There is a line in the movie Beginners which goes like this, in reference to children of the last 30 years or so:
We are fortunate to feel a great sadness our parents could never afford.
I cannot truly disagree. I have toiled over this idea in my head for a few weeks, and I find that it resonates within me as our defining quality. In our contemporary emphasis on the pursuit and expectation of continual happiness, we have made sadness our true friend, as if the ability to willfully surrender to extreme oscillations between “true happiness” and “true sadness” is some kind of noble fortune. Our parents were too busy working hard and having children to truly know it as we do. They arrived upon it later in their lives, if at all, while those of us in the “digital” generation are afforded it wholesale immediately.
We are a generation adrift in a sea of context. Read carefully: we are not a “lost” generation. We are never lost. In fact, we are so hyperaware of our selves and our surroundings, that the idea of being lost is as foreign to us as the Internet truly is to our parents. We’ve seen that Generation X, the one preceding ours, has the precursors of our hyperawareness, as expressed by their constant contextualization of marriage.

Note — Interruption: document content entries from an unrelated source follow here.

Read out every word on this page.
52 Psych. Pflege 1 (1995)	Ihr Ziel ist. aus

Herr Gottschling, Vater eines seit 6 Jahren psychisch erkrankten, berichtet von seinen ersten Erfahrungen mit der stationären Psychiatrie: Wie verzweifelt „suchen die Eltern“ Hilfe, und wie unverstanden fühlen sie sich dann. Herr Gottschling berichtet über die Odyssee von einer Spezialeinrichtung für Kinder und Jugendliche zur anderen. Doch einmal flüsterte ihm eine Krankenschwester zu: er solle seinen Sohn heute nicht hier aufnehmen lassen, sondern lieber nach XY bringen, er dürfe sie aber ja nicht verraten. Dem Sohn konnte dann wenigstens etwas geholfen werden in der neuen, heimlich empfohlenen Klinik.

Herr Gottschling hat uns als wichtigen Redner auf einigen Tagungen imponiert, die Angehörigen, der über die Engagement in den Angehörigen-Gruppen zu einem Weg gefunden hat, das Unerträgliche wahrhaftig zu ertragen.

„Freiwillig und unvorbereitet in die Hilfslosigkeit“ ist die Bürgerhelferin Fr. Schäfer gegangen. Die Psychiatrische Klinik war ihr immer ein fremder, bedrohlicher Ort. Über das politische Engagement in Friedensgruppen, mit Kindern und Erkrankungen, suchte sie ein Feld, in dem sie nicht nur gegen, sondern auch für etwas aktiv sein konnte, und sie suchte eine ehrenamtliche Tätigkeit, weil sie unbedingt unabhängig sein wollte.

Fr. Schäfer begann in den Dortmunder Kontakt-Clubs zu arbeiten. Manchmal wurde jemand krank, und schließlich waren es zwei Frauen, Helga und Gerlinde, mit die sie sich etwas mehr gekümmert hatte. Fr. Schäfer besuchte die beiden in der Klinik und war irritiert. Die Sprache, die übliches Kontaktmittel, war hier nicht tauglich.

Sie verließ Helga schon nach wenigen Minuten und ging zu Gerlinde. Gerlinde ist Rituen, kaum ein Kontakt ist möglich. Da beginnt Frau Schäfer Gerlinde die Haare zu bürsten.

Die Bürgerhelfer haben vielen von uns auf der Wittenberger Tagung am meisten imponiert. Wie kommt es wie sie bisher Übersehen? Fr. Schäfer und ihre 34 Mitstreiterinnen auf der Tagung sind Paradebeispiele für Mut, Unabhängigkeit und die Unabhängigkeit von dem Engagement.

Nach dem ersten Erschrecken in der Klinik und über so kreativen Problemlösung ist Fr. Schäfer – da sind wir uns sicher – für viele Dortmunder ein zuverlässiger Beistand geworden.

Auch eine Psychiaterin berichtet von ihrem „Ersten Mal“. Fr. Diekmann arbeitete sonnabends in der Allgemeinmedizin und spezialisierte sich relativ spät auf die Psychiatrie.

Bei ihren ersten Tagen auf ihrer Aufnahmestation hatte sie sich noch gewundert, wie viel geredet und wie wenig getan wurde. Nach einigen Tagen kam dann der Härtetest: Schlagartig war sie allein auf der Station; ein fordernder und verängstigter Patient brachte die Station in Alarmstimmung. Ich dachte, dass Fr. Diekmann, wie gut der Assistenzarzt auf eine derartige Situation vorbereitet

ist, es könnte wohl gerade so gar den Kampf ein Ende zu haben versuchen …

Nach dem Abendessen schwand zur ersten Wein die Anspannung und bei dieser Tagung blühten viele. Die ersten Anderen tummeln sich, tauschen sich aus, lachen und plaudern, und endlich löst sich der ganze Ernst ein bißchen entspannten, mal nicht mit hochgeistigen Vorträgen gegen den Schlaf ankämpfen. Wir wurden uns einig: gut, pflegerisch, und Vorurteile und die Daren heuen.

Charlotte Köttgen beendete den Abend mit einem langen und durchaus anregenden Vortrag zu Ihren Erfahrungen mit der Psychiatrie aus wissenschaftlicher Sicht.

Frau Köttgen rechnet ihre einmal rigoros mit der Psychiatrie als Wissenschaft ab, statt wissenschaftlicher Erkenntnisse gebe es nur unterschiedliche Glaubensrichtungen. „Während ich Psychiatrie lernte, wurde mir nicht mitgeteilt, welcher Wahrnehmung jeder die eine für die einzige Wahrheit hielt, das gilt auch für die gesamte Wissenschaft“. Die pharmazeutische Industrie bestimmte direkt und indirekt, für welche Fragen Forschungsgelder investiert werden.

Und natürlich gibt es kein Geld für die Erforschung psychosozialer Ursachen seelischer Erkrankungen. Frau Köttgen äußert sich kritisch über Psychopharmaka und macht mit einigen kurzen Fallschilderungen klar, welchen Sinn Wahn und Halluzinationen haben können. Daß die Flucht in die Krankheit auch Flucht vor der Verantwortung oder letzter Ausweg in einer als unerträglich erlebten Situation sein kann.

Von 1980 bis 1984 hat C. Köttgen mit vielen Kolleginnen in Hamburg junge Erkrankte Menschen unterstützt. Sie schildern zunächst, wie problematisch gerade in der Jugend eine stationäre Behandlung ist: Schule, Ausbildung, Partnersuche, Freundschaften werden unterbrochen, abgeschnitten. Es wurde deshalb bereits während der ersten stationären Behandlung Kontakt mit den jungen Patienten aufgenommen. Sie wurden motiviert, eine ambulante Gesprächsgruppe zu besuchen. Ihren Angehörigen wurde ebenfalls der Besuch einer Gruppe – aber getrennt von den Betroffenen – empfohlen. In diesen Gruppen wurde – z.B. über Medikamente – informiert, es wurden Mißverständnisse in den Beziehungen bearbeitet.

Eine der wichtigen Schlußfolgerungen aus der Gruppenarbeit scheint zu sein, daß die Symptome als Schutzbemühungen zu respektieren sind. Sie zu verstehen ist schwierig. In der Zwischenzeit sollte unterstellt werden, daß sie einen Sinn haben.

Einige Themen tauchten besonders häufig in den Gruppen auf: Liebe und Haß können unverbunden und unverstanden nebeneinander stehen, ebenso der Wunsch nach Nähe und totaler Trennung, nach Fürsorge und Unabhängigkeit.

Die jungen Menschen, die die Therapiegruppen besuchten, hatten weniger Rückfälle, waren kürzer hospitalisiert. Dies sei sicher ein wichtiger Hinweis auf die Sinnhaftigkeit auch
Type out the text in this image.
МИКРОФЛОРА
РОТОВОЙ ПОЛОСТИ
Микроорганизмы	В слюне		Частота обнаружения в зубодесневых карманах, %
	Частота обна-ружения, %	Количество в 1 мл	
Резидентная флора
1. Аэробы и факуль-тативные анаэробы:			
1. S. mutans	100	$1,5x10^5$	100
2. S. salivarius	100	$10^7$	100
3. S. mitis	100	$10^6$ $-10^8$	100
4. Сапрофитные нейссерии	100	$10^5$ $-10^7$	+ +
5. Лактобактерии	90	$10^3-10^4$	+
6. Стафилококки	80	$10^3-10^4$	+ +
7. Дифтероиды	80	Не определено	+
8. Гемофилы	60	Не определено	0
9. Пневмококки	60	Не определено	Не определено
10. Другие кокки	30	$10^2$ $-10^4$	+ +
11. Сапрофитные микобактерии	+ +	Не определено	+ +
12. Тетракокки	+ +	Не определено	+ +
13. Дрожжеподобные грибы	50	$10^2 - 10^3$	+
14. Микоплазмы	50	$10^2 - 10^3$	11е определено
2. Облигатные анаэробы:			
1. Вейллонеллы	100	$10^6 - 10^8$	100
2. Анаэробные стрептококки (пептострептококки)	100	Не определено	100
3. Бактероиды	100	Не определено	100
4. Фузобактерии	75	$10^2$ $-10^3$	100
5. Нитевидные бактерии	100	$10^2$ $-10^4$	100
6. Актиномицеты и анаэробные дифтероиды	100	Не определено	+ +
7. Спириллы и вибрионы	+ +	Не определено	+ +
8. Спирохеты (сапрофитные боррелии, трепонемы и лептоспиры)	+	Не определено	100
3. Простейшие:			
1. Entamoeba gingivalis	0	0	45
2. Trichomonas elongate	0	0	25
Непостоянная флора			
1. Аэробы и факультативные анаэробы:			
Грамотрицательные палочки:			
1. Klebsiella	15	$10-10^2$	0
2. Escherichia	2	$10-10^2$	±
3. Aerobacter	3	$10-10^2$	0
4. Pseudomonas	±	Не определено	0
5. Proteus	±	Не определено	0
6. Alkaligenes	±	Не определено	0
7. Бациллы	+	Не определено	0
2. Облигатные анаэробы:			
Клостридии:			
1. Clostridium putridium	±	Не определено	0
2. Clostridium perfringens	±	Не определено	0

The questioning of a generation typically hinges, as that article suggests, on a collective answer. What is ours? You’d think — as I once did — that our generation would be defined by the answer to “where were you on 9/11/2001?” or “what did you do as America’s exceptionalism failed?” as if the answers are somehow relevant to our future world. Those questions are about symptoms, not the root causes of our problems.
America is too broad a concept, though, and we no longer truly wish to engage with it (see: the new Republican party). The self is our main arena now, within our cultural identity and our social lives. Individualism and its discontents. The first-world human in the 21st century moves swiftly from abstracting the self, to admiring the self, to destroying their own self.